Ritter: My speed-reading method is characterised by a very focused type of training: for example reading to the beat, using a metronome. Readers learn to integrate regular “reading sprints” into their everyday lives and increase their reading speed. It changes neuronal fitness in a way comparable to sports. But unlike sports, the results are much faster. After one to two days of intensive training, participants read about twice as fast, with at least the same understanding of the text and constant recall of the contents. The new reading performance stabilises after three to six weeks.

Reading and understanding texts faster that sounds fantastic! How did you discover speed reading and became a coach?

Ritter: I was overcome by an insatiable thirst for knowledge when I was a young adult. Every time I entered a bookstore, I was overwhelmed by the power of the knowledge that surrounded me. I thought it would be amazing to be able to read it all. But I realised I lacked the kind of reading power that was required. My reading pace was too slow and my concentration and stamina were too weak. To change that, I spent a year obsessively developing my own training programme. That quickly attracted the interest of my fellow students, and I eventually became a coach for effective reading.

What role does speed reading play for students in your experience?

Ritter: It depends on the method. I have increasingly geared my system to scientists with clients such as the Max Planck Society, the Fraunhofer-Gesellschaft or the German Aerospace Centre. So a lot of my training aims at teaching people to read better, smarter and more strategically, regardless of speed. It’s about understanding complex texts correctly, filtering out key messages and remembering them. When you master all this and fine-tune your reading speed, you can be significantly more effective in your studies. The most frequent feedback we get from our seminar participants is: If only I had learned to do this at the beginning of my studies.

Is it possible to retain what you speed read in your long-term memory?

Ritter: It’s important to repeat what you’ve read when you are reading. Markers, notes and later verbal summaries ensure you retain the information in your long-term memory. If you don’t repeat the material this way, the vast majority gets forgotten – regardless of whether we read it slowly or quickly. But all of this takes time – time that slow readers usually don’t have to spare. Reading something one time takes so long for them that proper post-processing and repetition is almost unthinkable. So fast readers are clearly at an advantage here.

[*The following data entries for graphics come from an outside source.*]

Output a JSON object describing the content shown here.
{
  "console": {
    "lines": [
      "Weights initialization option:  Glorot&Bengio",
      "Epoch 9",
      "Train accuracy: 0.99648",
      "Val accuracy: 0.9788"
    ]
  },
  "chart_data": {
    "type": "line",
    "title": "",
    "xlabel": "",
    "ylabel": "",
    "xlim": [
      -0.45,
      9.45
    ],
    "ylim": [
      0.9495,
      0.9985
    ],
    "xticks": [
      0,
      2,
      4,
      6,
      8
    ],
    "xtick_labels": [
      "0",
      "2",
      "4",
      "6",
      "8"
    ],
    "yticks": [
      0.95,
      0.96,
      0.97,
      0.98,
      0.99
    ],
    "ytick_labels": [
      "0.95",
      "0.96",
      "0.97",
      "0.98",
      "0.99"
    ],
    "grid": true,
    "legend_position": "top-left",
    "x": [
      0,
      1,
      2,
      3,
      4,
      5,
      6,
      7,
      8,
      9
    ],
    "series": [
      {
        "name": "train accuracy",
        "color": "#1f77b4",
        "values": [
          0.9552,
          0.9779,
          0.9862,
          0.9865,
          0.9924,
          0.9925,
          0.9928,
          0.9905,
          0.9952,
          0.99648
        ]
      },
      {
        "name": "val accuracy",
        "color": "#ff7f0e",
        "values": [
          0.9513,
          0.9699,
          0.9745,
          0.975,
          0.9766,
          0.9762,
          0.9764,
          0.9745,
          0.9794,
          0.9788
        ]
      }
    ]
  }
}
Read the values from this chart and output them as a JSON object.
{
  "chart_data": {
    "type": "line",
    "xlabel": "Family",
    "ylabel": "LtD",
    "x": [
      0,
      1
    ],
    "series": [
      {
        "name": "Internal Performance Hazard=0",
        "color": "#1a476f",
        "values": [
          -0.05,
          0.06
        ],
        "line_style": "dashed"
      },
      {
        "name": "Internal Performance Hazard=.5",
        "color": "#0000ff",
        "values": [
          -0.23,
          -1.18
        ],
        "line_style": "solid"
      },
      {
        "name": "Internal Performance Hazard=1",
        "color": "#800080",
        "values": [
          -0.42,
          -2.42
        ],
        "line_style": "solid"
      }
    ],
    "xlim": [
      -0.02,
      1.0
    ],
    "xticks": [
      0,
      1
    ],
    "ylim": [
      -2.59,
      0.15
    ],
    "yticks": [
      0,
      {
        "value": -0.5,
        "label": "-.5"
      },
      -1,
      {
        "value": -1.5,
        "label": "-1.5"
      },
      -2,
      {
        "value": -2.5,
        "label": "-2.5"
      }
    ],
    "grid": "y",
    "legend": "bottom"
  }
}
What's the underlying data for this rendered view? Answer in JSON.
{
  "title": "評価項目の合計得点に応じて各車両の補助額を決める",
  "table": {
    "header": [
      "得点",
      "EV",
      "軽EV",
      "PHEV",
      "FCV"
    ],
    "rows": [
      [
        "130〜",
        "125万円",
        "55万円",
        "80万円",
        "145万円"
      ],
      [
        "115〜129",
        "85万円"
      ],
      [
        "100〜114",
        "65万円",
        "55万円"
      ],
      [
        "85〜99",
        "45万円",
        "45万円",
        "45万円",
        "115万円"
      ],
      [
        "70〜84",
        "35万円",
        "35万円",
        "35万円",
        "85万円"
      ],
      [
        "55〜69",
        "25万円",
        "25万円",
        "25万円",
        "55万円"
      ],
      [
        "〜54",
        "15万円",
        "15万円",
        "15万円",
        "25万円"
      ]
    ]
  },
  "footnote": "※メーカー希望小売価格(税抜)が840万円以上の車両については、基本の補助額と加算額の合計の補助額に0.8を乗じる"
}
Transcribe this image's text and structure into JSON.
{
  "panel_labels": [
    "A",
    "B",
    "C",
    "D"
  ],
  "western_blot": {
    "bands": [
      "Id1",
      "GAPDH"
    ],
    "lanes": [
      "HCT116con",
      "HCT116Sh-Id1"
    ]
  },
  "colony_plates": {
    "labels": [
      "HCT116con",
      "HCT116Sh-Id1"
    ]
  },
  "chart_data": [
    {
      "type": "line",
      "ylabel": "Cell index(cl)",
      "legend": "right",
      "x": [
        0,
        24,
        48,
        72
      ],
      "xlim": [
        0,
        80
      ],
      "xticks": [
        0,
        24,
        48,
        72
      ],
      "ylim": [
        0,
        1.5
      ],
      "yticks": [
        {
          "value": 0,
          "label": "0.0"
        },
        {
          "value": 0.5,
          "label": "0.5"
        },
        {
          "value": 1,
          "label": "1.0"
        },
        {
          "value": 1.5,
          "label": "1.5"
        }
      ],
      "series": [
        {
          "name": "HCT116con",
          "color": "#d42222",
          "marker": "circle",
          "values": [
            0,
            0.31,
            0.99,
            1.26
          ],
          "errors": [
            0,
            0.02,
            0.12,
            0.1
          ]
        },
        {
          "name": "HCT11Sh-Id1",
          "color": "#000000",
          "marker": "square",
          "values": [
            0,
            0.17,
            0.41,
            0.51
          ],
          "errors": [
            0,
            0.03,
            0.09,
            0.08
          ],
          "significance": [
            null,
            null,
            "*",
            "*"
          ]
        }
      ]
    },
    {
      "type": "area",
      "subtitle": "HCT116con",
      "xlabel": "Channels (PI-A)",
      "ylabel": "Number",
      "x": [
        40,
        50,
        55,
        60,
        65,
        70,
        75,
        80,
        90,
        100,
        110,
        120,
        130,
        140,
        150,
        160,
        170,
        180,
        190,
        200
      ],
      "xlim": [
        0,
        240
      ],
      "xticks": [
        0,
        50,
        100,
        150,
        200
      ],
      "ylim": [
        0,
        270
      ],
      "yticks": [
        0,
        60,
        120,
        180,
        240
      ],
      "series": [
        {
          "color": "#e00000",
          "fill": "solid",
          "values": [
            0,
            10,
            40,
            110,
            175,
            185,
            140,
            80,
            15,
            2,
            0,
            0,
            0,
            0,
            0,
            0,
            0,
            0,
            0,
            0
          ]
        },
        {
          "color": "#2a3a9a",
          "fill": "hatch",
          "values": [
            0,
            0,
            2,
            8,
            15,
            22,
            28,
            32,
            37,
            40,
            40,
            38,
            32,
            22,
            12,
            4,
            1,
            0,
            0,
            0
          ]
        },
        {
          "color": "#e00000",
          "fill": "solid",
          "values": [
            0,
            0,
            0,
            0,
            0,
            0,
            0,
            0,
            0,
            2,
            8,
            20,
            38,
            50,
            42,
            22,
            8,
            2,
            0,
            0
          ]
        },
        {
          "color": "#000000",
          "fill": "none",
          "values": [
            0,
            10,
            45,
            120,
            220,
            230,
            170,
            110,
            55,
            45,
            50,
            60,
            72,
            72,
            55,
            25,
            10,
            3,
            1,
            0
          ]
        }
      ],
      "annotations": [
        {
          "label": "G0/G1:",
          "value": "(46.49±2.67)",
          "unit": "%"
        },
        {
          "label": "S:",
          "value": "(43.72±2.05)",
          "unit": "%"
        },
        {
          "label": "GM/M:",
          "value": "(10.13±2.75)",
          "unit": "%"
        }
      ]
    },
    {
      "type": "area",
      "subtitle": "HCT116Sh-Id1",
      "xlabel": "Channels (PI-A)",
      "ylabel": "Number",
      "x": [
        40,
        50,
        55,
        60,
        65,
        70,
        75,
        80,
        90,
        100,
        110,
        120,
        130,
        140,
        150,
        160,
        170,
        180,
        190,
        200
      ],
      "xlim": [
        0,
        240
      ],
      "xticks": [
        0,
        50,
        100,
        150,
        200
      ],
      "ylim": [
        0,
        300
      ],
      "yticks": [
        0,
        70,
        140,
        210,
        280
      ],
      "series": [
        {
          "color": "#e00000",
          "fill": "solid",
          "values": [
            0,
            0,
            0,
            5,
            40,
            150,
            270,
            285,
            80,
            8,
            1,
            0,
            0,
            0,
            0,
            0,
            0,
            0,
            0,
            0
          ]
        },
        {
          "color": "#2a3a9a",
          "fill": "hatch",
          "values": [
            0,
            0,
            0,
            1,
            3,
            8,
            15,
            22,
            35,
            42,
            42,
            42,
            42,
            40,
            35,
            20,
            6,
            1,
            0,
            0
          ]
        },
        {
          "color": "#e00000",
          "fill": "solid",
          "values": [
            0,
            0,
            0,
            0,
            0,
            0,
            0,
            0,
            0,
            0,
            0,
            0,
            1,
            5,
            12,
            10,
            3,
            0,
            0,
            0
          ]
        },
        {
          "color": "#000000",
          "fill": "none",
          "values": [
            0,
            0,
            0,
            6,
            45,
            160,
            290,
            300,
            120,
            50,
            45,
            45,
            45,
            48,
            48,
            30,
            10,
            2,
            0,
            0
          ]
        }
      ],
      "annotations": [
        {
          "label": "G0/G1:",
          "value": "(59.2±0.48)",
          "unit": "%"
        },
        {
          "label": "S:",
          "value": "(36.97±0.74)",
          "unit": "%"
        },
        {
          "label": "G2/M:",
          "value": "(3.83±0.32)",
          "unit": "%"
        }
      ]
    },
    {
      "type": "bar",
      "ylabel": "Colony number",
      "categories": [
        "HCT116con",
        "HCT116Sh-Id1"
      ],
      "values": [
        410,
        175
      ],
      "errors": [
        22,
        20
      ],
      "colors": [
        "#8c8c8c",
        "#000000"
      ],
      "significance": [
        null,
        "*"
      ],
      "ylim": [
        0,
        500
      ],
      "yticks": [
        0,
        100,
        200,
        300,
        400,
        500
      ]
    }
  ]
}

Can any reader learn to speed read?

Ritter: As far as I know, yes. Even dyslexics have good results with our speed reading training. Some of them improve their reading performance more during a two-day training session than they did after years of classic dyslexia therapy. The reason is probably that certain problem processes in the brain are simply bypassed by the training. It would be extremely exciting to do an intensive study on this phenomenon.


Jonas Ritter is 38 years old. He has been a coach for effective reading for 16 years and has taught his “Ritter Speed Reading” all over, including at Harvard University. He primarily teaches his courses in German-speaking countries now. Jonas Ritter lives in Munich. His hobbies include chess, boxing and – no surprise – reading.